Clover is a very rich food and should be administered to horses sparingly, so your customers won't want to buy much more than one sack per day for every three horses in their stable. For years Mr. Tienstra charged $1.00 a bag . . . but prices have risen. Determine a fair price and stick to it. No "special deals" to anyone.

Make Your Sales

After an hour of selling, break for a cup of coffee at the track's cafeteria. The brew may eat the enamel off your teeth but you'll find much morning business being transacted at the tables. Watch and listen and you'll doubtlessly make the acquaintance of more owners and trainers who'll be interested in doing business with you.

After coffee, amble back to your rig (which you should have taken pains to park in a highly visible spot) and busy yourself with some of your equipment. If the car or trailer is laden with bags of clover your activity will attract attention and—hopefully—more customers.

That first morning at the track should be the last real selling job you have to do. After you've contracted several stables your best advertisement will be the word-of-mouth that satisfied customers pass through the race track grapevine. If you consistently deliver fresh clover at a reasonable price you'll likely have all the business you want within a few weeks.

Working your Business

In the beginning you may well want to hold the operation down to a one-man enterprise. As word of your service gets around, though, you're likely to be tempted to expand the business in order to fill the increasing demand, Such expansion is certainly possible, My father-in-law has made his clover runs alone and with as many as three other men. As long as everyone was working toward the same end, the four-man operation was little more trouble to handle than when John worked by himself. For sheer practicality, however, a two-man partnership seems to be nearly ideal for the grass business.

Two men can work harmoniously and effectively and balance the work load (cutting the right amount of clover for the number of bags needed at the track and getting the foliage delivered to the correct stables) evenly.

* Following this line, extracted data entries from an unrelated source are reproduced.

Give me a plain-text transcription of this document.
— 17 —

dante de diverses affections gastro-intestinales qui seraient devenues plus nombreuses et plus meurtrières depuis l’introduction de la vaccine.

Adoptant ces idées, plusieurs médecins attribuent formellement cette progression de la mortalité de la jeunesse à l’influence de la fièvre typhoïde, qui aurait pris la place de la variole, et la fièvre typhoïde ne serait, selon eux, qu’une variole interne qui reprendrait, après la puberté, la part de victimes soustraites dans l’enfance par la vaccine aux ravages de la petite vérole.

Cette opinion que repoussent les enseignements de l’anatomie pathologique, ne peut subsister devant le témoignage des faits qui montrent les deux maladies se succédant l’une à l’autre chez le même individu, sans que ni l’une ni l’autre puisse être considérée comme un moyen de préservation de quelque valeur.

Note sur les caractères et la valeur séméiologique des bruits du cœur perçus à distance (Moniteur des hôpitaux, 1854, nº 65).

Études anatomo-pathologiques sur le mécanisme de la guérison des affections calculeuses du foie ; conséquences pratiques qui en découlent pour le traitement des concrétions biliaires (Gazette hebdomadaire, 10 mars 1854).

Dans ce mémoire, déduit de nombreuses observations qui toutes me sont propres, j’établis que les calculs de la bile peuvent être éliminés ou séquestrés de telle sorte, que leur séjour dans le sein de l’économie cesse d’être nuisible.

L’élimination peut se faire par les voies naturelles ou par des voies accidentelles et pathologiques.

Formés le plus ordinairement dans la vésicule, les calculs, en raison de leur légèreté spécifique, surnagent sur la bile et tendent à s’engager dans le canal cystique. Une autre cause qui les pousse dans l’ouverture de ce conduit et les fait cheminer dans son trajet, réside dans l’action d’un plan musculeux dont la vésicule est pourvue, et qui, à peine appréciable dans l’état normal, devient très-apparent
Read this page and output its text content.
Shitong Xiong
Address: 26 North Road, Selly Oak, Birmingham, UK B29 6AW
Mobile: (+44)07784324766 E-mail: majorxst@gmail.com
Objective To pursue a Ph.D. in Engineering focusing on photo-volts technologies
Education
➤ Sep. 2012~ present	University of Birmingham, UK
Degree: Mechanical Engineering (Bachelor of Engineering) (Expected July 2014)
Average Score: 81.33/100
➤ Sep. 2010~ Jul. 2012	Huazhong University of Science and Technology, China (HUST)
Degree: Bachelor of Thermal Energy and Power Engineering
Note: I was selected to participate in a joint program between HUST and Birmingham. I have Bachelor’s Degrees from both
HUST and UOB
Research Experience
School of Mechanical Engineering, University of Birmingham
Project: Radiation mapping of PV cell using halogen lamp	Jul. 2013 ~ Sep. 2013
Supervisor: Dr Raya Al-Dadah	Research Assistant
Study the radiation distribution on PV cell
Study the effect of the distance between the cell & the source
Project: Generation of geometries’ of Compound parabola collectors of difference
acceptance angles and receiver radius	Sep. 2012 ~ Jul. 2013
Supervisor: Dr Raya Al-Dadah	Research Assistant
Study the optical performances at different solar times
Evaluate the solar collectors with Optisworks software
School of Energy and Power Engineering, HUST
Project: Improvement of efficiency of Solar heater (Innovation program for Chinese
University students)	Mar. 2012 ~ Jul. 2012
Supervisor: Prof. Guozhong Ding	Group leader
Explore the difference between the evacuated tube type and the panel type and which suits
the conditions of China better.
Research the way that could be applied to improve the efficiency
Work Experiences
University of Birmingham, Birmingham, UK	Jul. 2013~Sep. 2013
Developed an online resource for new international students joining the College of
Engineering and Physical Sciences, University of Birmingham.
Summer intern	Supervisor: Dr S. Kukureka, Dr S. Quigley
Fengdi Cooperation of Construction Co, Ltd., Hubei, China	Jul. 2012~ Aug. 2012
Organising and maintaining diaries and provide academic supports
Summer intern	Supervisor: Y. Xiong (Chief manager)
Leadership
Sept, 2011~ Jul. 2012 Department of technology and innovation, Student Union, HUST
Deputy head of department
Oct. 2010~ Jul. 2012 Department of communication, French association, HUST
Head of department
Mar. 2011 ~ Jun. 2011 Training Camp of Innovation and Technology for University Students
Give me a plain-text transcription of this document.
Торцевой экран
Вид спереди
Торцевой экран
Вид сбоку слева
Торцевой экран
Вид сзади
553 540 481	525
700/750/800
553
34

In the field, one partner works as cutter and the other bags the clover and stacks it in the car trunk or on the trailer. As the cutter mows the first swath, the bagger counts his sacks and lays them about six feet apart alongside the windrowed clover. Then the second man walks down the row, filling bags on the sack rack (Diagram 3) as he goes. When the cutter has mowed enough of the foliage, he may help finish filling and loading the clover.

At the track, one man drives the car and marks down deliveries in a tally book as the other carries full bags to the stalls and picks up the empties. Either partner or both can collect the monthly payments . . . and that's about it.

If you give this business a try I recommend that you remain as unobtrusive as possible when you make your deliveries. Although the horses will be stabled when you're there, they'll still be able to hear your vehicle. Service it regularly and keep its muffler in good shape. Drive slowly near the stables and limit your conversation to the inside of the car. Fire is a constant threat to any barn and smoking at the track is a bad idea. Bear them in mind that the people you're doing business with have invested a lot of time and money (some of which you're pocketing) in their horses. Don't blow, it. You've got a good thing going.

Good in more than just money... . . for this little grass business has another dimension that can't be measured in dollars and cents. The men I've referred to in this article haven't delivered clover for over five years . . , but the memory of their summer grass runs is still vivid to each of them.

Perhaps it was the sleepy humor of those early trips to the field (where a two-cell flashlight slipped under the cutter's belt was all the light needed or wanted) . . . or the easy runs in to the track . . . or the mutual effort needed to accomplish a physically demanding job. Maybe it was just the basic desire that urban men have to feel dirt on their hands and sweat on their brows as they braved lightning bolts and bumblebees to reap the bounties of the good earth. Whatever . . . it made the grass business an unforgettable way to earn money.